Second, the people in the MH units, unlike many people in prison, quite simply don't have the same capacity for choice as the rest of us. While I'm truly sorry the officer was injured, it's simply not the same thing as an assault in the general population.

Third, while it may be true that the people in the MH unit were found fit for trial, that doesn't mean they weren't sick before their conviction--in all likelihood, they were sick and either hadn't yet manifested their symptoms, weren't so sick that they couldn't stand trial or be convicted, or had poor representation.
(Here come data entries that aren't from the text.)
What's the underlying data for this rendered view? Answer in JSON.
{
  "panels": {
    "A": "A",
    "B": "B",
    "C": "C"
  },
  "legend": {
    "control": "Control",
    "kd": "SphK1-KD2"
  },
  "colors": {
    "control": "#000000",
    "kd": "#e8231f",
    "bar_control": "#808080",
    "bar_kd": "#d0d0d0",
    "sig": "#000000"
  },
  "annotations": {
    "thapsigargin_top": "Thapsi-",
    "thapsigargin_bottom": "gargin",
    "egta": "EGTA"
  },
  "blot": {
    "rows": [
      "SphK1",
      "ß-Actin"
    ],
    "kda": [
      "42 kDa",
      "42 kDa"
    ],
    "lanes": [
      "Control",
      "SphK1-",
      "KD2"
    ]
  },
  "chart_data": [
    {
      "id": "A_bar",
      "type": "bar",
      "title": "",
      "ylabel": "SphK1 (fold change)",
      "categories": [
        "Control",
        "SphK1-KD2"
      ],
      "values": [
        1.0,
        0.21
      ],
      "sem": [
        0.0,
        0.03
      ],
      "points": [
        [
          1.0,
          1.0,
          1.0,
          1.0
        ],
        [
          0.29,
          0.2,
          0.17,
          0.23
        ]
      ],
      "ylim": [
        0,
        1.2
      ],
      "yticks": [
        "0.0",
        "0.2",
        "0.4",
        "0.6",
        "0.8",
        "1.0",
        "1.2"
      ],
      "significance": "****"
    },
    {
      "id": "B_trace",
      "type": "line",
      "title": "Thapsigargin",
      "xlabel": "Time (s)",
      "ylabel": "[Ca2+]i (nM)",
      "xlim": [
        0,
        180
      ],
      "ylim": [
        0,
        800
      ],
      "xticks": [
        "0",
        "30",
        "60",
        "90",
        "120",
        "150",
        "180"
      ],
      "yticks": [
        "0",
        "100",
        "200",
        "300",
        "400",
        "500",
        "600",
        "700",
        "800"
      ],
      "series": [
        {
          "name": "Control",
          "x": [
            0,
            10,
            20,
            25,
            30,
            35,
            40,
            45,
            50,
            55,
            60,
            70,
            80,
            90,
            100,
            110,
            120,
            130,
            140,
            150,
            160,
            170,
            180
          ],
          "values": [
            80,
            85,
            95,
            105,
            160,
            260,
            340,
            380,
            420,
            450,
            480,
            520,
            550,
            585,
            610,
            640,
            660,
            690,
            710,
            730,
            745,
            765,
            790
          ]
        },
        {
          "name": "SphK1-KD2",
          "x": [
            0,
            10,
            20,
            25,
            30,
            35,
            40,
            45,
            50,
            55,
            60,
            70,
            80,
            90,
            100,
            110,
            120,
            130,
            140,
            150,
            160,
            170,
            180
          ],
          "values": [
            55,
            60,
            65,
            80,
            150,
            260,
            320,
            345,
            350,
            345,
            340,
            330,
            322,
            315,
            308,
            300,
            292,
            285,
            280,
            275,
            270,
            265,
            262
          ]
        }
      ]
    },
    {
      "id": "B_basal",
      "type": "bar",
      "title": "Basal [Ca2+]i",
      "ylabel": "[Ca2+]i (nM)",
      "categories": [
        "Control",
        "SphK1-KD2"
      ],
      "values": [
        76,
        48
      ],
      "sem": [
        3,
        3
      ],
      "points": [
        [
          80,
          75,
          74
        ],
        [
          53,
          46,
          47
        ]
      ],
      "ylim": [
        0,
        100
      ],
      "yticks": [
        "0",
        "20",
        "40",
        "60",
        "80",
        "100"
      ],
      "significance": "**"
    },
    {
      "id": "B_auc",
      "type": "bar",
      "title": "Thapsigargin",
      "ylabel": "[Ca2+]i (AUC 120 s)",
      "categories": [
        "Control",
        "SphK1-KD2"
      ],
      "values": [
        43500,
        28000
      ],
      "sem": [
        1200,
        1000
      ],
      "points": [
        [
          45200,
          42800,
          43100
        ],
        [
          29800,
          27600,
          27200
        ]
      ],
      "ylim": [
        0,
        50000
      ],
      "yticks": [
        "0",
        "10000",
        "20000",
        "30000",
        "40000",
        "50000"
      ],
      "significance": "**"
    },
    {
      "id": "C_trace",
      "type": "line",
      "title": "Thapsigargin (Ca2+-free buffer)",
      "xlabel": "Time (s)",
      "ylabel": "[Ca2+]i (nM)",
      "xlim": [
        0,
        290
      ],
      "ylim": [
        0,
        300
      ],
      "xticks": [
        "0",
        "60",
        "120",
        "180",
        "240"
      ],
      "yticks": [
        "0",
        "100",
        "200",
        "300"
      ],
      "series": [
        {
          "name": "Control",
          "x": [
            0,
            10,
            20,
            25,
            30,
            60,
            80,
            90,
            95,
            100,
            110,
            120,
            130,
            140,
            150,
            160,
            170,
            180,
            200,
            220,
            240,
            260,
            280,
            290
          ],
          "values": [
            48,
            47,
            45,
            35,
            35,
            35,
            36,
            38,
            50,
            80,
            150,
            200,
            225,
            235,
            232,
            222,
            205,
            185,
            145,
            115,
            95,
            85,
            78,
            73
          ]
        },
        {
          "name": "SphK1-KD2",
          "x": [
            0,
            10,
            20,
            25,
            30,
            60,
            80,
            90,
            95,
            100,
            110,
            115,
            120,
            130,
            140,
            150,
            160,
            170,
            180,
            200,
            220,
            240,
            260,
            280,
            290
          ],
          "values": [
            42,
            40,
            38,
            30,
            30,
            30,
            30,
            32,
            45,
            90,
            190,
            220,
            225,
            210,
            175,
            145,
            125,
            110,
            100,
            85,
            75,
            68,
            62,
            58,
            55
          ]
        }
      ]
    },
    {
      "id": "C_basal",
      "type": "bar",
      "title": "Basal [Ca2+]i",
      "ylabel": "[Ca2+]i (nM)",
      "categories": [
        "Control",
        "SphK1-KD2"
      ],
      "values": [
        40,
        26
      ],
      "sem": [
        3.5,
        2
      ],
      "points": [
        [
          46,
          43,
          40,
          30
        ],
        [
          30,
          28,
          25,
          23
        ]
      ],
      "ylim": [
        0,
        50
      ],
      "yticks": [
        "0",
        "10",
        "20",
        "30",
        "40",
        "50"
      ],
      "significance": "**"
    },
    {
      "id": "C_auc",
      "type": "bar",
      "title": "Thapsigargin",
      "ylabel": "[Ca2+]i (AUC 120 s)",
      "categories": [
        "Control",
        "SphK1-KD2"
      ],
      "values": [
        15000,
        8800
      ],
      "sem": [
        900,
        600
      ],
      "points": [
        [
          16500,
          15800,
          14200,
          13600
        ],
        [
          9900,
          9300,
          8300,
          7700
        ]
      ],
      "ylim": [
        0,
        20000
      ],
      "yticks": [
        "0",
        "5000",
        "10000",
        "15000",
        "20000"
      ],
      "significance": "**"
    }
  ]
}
The rate of major psychosis among the prison population is about 3x that of psychosis in the general population.

Fourth, imagine having your mind tell you that the world is out to get you, and then finding yourself locked in a cell. Sounds like hell on earth. Try having some compassion.

To me, assuming Jimd wasn't be facetious, it sounds like the COs acted appropriately and compassionately even after injury to one of their own. That takes balls and heart. Kudos.

As an aside, I spent 5 years of my life at about 60 hrs. a week working with chronically mentally ill adults and another 6 months with dually diagnosed and/or multi-handicapped youth (I couldn't take it, we did lots of physical restraints) in unlocked facilities. I wouldn't trade the experience for anything.
This pretty much sums up my views on the subject.

I hope the officer in question is having a speedy recovery.